Al observar su morena cara sin rastros del paso del tiempo y sus profundos ojos oscuros, comprendí el por qué de sus dia­rias visitas: dar consuelo a mi alma adolorida por la pérdida de mi abuela paterna, madre de crianza, ante la ausencia de mi madre genética. Devolverme la alegría infantil que huyó pre­maturamente, ante el inmenso dolor que en esos días sentía, a una semana de la ausencia eterna de la mujer que más que­ría en el mundo: MI MADRE. Con el corazón hecho pedazos a los doce años, perdía el valor y la razón de ser… Los motivos para vivir. Sin explicaciones era un barco a la deriva, sin direc­ción, hundiéndose en el océano de la depresión.

La persona cercana, mi padre, se debatía y se refugiaba en su propio dolor e involuntariamente se olvidaba de mí. Pero la luz divina encarnada en don Chema, ese extraordi­nario señor que a lo largo de su vida había trabajado para mi familia, viéndome nacer y crecer, pudo percibir con su intui­ción lo que necesitaba: Alguien que diera consuelo a la pena, rescatándome de la depresión con sus visitas diarias, por esa razón tras la muerte de mi madre, desde su pueblo distante a diez kilómetros de mi pueblo, venía caminando, pues no le gustaban los “caballos motorizados”, como llamaba a los autos, a reconfortarme con sus historias y a llenarme de la paz interior que tanto necesitaba, devolverme las ganas de vivir y la alegría, con su sabiduría.

Hoy, a tantos años de distancia, guardo en mi corazón amor y gratitud y en la mente una gran lección de amor, so­lidaridad y fe para alguien que con sólo brindarme su apoyo y comprensión pudo cambiar mi vida.

Un día emprendió su viaje a la tierra del nunca jamás, al más allá, sin boleto de regreso como decía él.

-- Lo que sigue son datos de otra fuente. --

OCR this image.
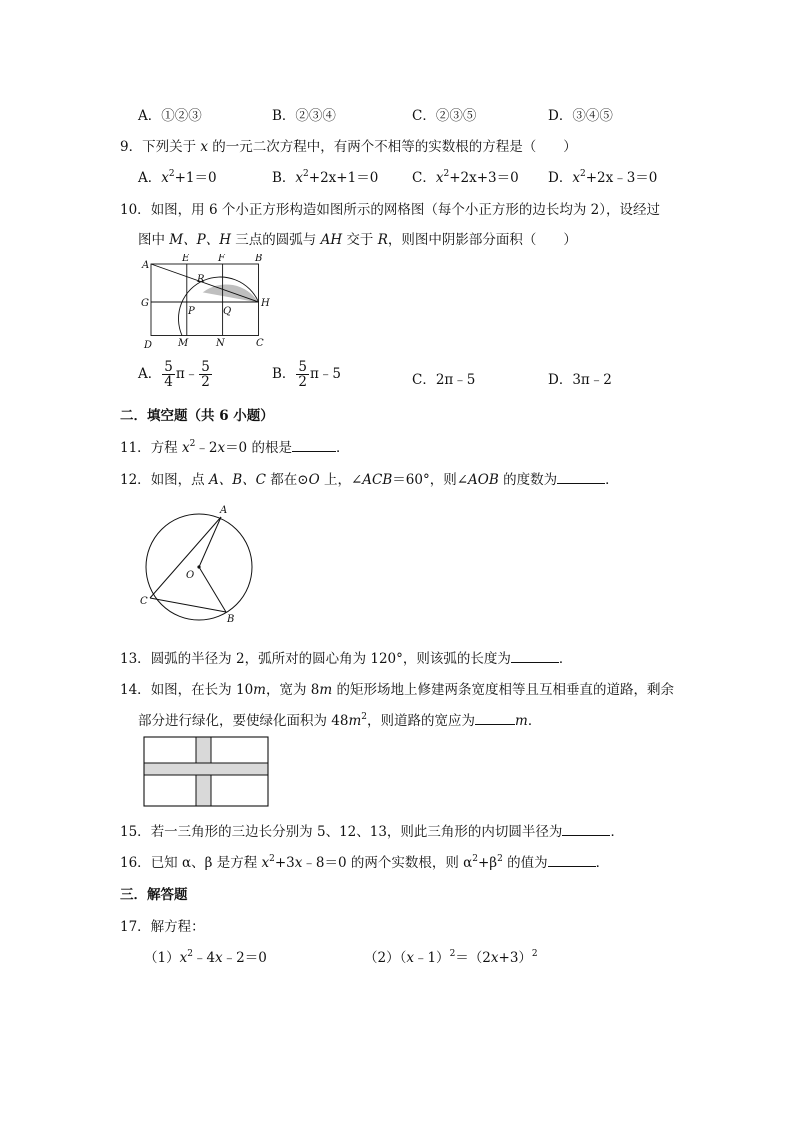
A．①②③	B．②③④	C．②③⑤	D．③④⑤
9．下列关于 x 的一元二次方程中，有两个不相等的实数根的方程是（　　）
A．$x^2+1=0$	B．$x^2+2x+1=0$ C．$x^2+2x+3=0$ D．$x^2+2x﹣3=0$
10．如图，用 6 个小正方形构造如图所示的网格图（每个小正方形的边长均为 2），设经过
图中 M、P、H 三点的圆弧与 AH 交于 R，则图中阴影部分面积（　　）
A
E	F	B
R
G	H
P	Q
D	M	N	C
A． $\frac{5}{4}$ π﹣ $\frac{5}{2}$	B． $\frac{5}{2}$ π﹣5	C．2π﹣5	D．3π﹣2
二．填空题（共 6 小题）
11．方程 $x^2﹣2x=0$ 的根是	．
12．如图，点 A、B、C 都在⊙O 上，∠ACB＝60°，则∠AOB 的度数为	．
A
O
C
B
13．圆弧的半径为 2，弧所对的圆心角为 120°，则该弧的长度为	．
14．如图，在长为 10m，宽为 8m 的矩形场地上修建两条宽度相等且互相垂直的道路，剩余
部分进行绿化，要使绿化面积为 $48m^2$，则道路的宽应为	m．
15．若一三角形的三边长分别为 5、12、13，则此三角形的内切圆半径为	．
16．已知 α、β 是方程 $x^2+3x﹣8=0$ 的两个实数根，则 $\alpha^2+\beta^2$ 的值为	．
三．解答题
17．解方程：
$(1)x^2﹣4x﹣2=0$	$(2)(x﹣1)^2=(2x+3)^2$
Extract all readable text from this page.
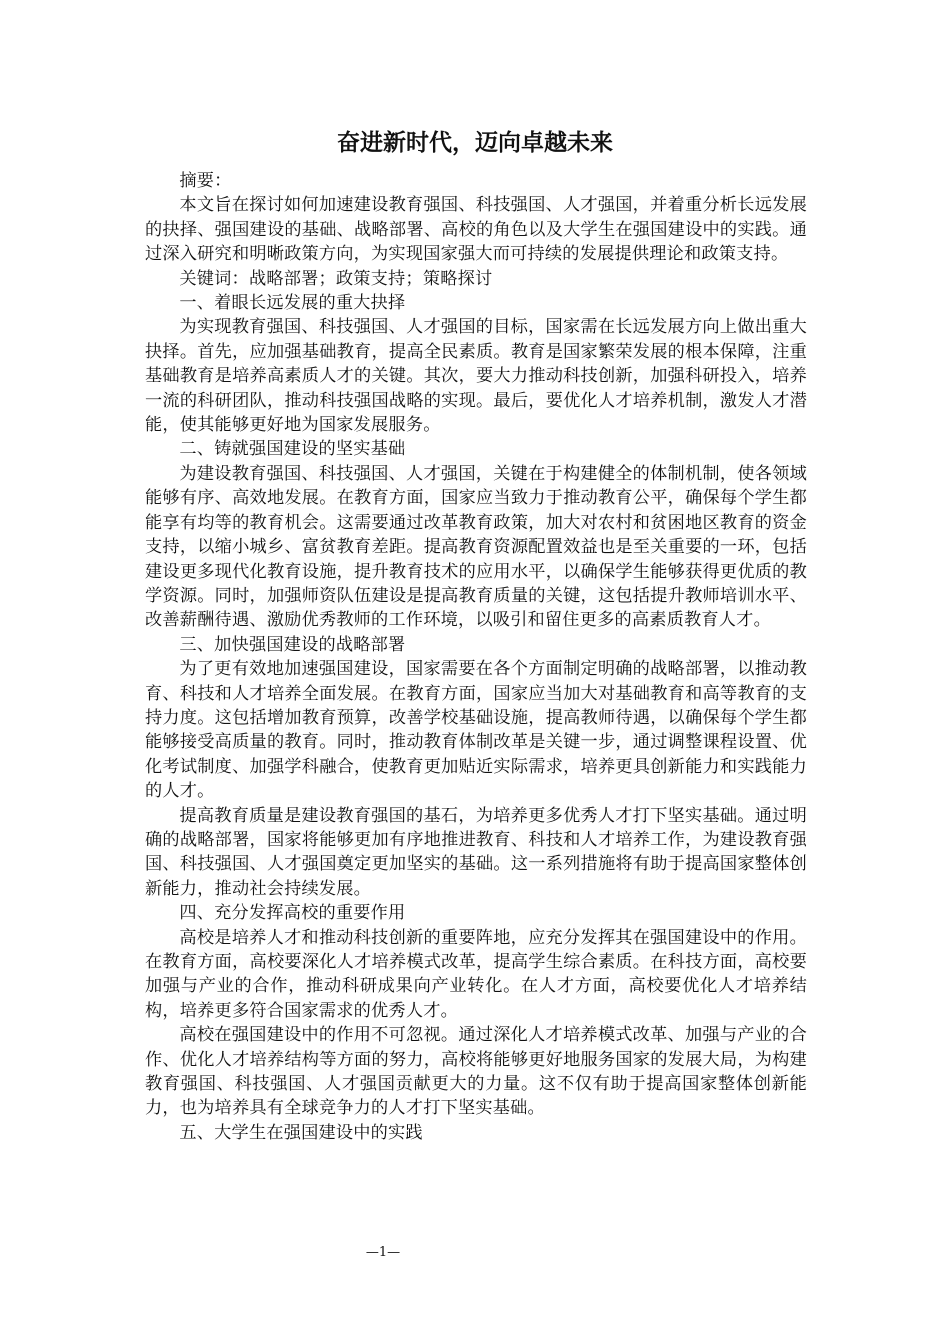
奋进新时代，迈向卓越未来

摘要：

本文旨在探讨如何加速建设教育强国、科技强国、人才强国，并着重分析长远发展的抉择、强国建设的基础、战略部署、高校的角色以及大学生在强国建设中的实践。通过深入研究和明晰政策方向，为实现国家强大而可持续的发展提供理论和政策支持。

关键词：战略部署；政策支持；策略探讨

一、着眼长远发展的重大抉择

为实现教育强国、科技强国、人才强国的目标，国家需在长远发展方向上做出重大抉择。首先，应加强基础教育，提高全民素质。教育是国家繁荣发展的根本保障，注重基础教育是培养高素质人才的关键。其次，要大力推动科技创新，加强科研投入，培养一流的科研团队，推动科技强国战略的实现。最后，要优化人才培养机制，激发人才潜能，使其能够更好地为国家发展服务。

二、铸就强国建设的坚实基础

为建设教育强国、科技强国、人才强国，关键在于构建健全的体制机制，使各领域能够有序、高效地发展。在教育方面，国家应当致力于推动教育公平，确保每个学生都能享有均等的教育机会。这需要通过改革教育政策，加大对农村和贫困地区教育的资金支持，以缩小城乡、富贫教育差距。提高教育资源配置效益也是至关重要的一环，包括建设更多现代化教育设施，提升教育技术的应用水平，以确保学生能够获得更优质的教学资源。同时，加强师资队伍建设是提高教育质量的关键，这包括提升教师培训水平、改善薪酬待遇、激励优秀教师的工作环境，以吸引和留住更多的高素质教育人才。

三、加快强国建设的战略部署

为了更有效地加速强国建设，国家需要在各个方面制定明确的战略部署，以推动教育、科技和人才培养全面发展。在教育方面，国家应当加大对基础教育和高等教育的支持力度。这包括增加教育预算，改善学校基础设施，提高教师待遇，以确保每个学生都能够接受高质量的教育。同时，推动教育体制改革是关键一步，通过调整课程设置、优化考试制度、加强学科融合，使教育更加贴近实际需求，培养更具创新能力和实践能力的人才。

提高教育质量是建设教育强国的基石，为培养更多优秀人才打下坚实基础。通过明确的战略部署，国家将能够更加有序地推进教育、科技和人才培养工作，为建设教育强国、科技强国、人才强国奠定更加坚实的基础。这一系列措施将有助于提高国家整体创新能力，推动社会持续发展。

四、充分发挥高校的重要作用

高校是培养人才和推动科技创新的重要阵地，应充分发挥其在强国建设中的作用。在教育方面，高校要深化人才培养模式改革，提高学生综合素质。在科技方面，高校要加强与产业的合作，推动科研成果向产业转化。在人才方面，高校要优化人才培养结构，培养更多符合国家需求的优秀人才。

高校在强国建设中的作用不可忽视。通过深化人才培养模式改革、加强与产业的合作、优化人才培养结构等方面的努力，高校将能够更好地服务国家的发展大局，为构建教育强国、科技强国、人才强国贡献更大的力量。这不仅有助于提高国家整体创新能力，也为培养具有全球竞争力的人才打下坚实基础。

五、大学生在强国建设中的实践

—1—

Esta vez no hubo tristezas, ni llantos, únicamente un sobre con dos hojas dirigido a mí. Una de ellas escrita por su hijo menor, dictada por don Chema en su lecho de muerte, en donde entre otras cosas decía que su ciclo en esta tierra llegaba a su fin, que no sintiera tristeza ni derramara lágrimas porque esto ataba las almas y no las dejaba partir al infinito, que llegué a ser un hijo más para él, sin importar la diferencia de raza y de color.

Que si un día tenía que emigrar de mi pueblo, no olvidara que ahí estaba enterrado mi ombligo y mis raíces, y que ha­bía que devolver a él todo lo que nos dio. Que respetara a mi padre y a las personas mayores porque ellos son los pilares de la sociedad, y sobre todo, que no dejara pasar la oportuni­dad de ayudar a los demás, que nuestra misión en esta vida es servir por breve que sea el lapso.

Guardo este sobre con las dos hojas en un lugar especial como el más preciado de los tesoros. El contenido de la otra hoja está escrito en la lengua de los mayos, con símbolos ex­traños para mí. Es la fórmula del brebaje: “la agüita” para curar el mal (la rabia).

FIN.

*Primer lugar en cuento, poesía, canción inédita y relato en los Juegos Florales del Magisterio Sinaloense.